Russia is also hosting the 2018 World Cup and Blatter said he is sure "unpleasant issues" would be raised during the Olympics, which was why it was important to go to Sochi. The stadium for the opening ceremony is also a host venue for 2018.
He added: "I believe that such a major event presents a perfect opportunity to strike up conversations and cultivate contacts.
"It is also likely that unpleasant issues will be addressed, because FIFA's fight against discrimination does not end with the anti-racism campaign.
"We must fight every form of social exclusion.
"Anyone who decides to boycott the winter Olympics in Sochi will be surrendering on this important issue, just as anyone running away from a problem will never be able to resolve it. This reason alone is why it is important for me to travel to Russia."

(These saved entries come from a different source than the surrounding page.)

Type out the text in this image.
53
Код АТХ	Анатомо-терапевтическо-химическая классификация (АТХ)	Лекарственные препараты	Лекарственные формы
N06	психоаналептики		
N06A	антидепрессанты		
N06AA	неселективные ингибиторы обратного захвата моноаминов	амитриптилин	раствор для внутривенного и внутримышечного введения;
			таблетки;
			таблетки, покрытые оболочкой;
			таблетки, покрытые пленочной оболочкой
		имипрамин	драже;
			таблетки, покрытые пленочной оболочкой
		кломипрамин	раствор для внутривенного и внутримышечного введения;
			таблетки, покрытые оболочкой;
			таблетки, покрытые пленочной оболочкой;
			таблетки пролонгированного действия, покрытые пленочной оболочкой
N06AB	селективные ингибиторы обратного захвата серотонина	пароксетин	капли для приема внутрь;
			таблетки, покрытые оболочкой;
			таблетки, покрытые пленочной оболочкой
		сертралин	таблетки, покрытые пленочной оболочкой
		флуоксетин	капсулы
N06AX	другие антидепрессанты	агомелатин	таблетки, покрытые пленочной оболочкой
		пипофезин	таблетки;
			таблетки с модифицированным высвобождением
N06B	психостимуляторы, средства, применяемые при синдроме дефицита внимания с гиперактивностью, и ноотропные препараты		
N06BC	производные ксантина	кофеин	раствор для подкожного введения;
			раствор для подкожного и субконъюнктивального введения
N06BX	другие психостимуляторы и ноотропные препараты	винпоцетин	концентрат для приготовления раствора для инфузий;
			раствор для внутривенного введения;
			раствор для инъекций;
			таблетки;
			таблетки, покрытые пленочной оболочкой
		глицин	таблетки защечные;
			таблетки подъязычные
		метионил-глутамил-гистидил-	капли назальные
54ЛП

The protests in Brazil, which at their biggest saw a million people take to the streets last summer, have been targeted at the government for the amount of public money spent on the tournament.
Protests have also continued on official FIFA visits to host city venues, with demonstrators calling for more public spending on health, welfare and education amid steep rises in the cost of living in Brazil.
Brazil's original bid for the tournament had suggested most of the money for development for the World Cup would come from the private sector but that failed to materialise.